Liebe Forengemeinde,
ich schreibe hier, weil mich die Suche nicht so richtig weitergebracht hat. Laut meiner aktuellen Therapie (mir steht grade ein Therapeutenwechsel bevor) wurde bei mir PTBS + Depression diagnostiziert.
Nun steht wie gesagt der Therapeutenwechsel an, da ich mit dem aktuellen Therapeuten kein Weiterkommen sehe. Ich rufe nächste Woche bei versch. Praxen an um mich für ein ambulante Therapie anzumelden bzw. hoffe das es eine gibt, die nicht gerade ein Aufnahmestopp hat.
Doch gerade durch die Wechselsituation und auch dadurch, dass ich das Gefühl habe, dass sich meine Situation vor allem im letzten viertel Jahr verschlechtert hat, komme ich in Gedanken immer wieder bei einer stationären Therapie an.

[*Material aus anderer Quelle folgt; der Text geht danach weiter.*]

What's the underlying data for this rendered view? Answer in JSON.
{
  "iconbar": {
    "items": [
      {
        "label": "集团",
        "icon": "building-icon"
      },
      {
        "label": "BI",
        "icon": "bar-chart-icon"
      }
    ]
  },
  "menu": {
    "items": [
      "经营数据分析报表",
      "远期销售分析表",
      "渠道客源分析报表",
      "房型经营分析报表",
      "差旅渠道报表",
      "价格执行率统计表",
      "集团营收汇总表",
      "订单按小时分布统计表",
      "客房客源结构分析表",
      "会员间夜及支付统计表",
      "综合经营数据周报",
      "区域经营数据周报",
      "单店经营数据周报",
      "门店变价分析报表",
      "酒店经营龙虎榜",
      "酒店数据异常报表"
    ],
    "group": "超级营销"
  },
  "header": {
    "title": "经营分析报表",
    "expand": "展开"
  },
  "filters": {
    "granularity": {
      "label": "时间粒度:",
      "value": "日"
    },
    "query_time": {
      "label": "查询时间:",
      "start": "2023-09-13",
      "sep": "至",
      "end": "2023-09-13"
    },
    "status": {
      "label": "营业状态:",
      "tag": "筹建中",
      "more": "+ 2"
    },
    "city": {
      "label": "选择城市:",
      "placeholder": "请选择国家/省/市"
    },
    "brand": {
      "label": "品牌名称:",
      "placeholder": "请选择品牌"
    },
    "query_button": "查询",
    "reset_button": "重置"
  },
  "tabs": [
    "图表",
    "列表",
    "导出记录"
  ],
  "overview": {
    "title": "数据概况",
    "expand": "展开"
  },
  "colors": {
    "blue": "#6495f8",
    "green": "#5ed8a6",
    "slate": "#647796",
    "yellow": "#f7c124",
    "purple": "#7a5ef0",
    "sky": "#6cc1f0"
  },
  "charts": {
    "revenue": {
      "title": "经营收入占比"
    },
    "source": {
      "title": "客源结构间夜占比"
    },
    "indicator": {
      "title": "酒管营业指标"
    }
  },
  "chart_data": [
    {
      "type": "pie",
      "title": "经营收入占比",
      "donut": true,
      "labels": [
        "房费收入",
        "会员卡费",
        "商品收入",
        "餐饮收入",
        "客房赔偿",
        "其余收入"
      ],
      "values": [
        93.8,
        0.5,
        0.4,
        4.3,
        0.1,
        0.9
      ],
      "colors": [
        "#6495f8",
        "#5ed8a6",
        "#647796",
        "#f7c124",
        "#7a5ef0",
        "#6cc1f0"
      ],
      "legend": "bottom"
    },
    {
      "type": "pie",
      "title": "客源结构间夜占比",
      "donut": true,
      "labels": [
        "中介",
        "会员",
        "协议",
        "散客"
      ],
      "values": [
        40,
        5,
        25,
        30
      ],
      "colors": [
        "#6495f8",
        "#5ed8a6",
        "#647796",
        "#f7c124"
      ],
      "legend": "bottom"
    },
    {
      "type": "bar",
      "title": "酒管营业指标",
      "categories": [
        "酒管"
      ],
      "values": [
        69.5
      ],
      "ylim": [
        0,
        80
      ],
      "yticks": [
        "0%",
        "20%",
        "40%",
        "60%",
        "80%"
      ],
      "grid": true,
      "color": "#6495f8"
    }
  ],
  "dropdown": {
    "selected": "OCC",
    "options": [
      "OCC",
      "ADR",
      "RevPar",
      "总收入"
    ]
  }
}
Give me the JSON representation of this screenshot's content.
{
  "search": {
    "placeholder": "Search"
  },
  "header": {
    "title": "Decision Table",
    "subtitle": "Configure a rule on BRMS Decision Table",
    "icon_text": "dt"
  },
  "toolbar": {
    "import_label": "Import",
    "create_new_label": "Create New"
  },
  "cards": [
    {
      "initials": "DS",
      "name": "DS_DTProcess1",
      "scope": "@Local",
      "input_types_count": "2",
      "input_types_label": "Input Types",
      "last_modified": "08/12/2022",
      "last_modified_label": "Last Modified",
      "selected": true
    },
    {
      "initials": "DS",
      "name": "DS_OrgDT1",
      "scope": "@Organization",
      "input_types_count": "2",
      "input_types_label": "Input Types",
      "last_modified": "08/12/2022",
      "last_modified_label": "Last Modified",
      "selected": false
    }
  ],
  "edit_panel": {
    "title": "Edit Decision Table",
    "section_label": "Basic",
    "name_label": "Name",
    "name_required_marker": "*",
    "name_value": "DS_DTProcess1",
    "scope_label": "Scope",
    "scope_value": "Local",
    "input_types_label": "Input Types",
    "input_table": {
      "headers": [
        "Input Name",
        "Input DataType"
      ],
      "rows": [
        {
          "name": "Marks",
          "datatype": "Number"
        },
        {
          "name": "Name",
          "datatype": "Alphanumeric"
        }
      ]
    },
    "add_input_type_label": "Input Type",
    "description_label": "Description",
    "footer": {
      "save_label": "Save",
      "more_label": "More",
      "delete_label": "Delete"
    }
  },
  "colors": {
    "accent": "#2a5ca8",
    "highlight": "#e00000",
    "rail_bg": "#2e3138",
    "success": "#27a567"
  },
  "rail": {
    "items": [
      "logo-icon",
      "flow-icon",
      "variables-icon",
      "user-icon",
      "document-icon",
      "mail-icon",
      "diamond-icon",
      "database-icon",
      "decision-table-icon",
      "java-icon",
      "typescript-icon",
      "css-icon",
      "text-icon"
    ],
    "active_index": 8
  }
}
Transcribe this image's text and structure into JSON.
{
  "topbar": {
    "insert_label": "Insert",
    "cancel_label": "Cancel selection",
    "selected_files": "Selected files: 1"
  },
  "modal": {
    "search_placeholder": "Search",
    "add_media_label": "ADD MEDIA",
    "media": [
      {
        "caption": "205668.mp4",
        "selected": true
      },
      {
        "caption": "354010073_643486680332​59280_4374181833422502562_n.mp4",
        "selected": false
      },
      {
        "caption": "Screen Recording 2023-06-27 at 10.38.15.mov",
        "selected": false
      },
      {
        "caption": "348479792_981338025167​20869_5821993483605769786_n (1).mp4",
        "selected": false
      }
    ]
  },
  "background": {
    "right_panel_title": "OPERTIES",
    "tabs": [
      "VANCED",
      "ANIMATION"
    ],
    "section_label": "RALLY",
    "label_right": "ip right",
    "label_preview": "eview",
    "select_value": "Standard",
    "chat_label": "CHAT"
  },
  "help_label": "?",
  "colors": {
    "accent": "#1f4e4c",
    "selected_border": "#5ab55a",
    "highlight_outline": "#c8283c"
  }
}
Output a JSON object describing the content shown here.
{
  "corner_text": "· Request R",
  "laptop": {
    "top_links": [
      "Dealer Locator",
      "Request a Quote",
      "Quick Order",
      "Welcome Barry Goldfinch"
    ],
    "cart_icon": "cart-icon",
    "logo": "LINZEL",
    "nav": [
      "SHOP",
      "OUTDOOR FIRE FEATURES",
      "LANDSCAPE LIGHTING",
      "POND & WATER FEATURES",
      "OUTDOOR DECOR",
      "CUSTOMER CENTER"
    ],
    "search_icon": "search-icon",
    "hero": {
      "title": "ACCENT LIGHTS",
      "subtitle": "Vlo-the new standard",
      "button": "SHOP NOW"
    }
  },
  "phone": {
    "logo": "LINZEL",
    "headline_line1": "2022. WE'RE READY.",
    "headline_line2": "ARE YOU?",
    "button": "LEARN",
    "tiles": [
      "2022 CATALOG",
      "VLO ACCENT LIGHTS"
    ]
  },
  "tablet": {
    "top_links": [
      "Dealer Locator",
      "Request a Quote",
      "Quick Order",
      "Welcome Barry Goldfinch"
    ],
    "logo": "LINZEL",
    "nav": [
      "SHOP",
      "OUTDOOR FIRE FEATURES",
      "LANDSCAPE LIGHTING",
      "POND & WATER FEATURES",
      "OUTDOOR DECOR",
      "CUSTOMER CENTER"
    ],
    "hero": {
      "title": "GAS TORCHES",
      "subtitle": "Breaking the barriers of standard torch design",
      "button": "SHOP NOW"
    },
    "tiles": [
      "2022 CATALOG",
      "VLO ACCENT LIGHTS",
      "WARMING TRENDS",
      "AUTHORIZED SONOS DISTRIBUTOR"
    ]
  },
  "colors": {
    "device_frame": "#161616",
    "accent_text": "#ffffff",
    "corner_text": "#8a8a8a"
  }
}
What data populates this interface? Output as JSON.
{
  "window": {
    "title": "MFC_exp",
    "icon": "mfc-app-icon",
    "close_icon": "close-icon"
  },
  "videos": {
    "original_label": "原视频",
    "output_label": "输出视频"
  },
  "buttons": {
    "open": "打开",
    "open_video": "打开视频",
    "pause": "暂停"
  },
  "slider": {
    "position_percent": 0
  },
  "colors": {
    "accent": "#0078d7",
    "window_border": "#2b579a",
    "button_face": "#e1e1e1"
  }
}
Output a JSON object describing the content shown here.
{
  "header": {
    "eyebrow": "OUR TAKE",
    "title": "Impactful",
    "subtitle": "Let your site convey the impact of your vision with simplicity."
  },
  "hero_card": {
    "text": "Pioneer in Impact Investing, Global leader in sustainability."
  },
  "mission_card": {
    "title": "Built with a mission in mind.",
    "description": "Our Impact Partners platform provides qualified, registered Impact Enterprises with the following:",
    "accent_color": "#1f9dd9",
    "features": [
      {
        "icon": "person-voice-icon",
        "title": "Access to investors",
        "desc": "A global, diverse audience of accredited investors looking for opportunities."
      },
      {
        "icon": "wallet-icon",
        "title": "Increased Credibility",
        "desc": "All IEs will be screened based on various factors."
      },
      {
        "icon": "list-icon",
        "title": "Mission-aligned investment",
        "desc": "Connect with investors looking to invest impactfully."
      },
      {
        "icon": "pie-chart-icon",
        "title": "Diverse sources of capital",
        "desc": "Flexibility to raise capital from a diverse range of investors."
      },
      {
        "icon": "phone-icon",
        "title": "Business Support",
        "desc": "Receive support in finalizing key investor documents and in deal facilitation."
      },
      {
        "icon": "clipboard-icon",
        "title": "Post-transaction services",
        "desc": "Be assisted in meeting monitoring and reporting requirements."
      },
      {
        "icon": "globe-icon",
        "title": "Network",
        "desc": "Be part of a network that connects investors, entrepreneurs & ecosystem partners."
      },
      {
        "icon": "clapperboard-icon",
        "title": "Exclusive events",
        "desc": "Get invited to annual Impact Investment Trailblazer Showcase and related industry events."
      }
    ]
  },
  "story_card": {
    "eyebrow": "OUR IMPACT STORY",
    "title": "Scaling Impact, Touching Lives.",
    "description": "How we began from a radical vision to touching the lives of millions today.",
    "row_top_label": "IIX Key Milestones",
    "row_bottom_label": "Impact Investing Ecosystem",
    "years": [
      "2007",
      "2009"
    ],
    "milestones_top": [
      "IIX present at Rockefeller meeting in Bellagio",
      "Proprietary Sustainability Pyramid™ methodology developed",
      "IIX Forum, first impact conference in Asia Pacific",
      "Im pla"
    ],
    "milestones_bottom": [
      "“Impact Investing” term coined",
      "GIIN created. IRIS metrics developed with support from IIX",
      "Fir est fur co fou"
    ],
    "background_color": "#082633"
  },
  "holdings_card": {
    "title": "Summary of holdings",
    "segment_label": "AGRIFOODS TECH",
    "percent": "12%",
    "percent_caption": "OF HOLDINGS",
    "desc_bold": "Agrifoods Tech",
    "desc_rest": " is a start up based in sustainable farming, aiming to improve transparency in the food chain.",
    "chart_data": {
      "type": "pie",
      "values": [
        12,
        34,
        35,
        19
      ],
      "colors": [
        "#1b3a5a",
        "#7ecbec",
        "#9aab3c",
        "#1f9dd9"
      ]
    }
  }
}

Wer mehr zum Wechsel/ teilweise meine typischen Symptome lesen will, klickt hier: http://www.psychologieforum.de/postt...sion-9882.html
Nun stellt sich für mich die Frage für wen eine stationäre Therapie Sinn macht? Beziehungsweise wann/ wie etc sie sinnvoll ist.
Wäre toll, wenn sich hier vlt jmd meldet, der selber in stationärer Behandlung war.
Fragen die mir durch den Kopf schwirren sind zum Beispiel:
"Darf" man nur in eine stat. Therapie, wenn mehrere ambulante Versuche versagt haben?
Ist es nur sinnvoll, wenn es einem so schlecht geht, dass eine ambulante Therapie nicht mehr "reicht"?
Wann reicht diese nicht mehr? Wenn ich selbstmordgefährdet bin? Wenn ich nicht mehr aus dem Haus komme? Oder "reicht" es schon, dass ich den Alltag kaum auf die Reihe bekomme?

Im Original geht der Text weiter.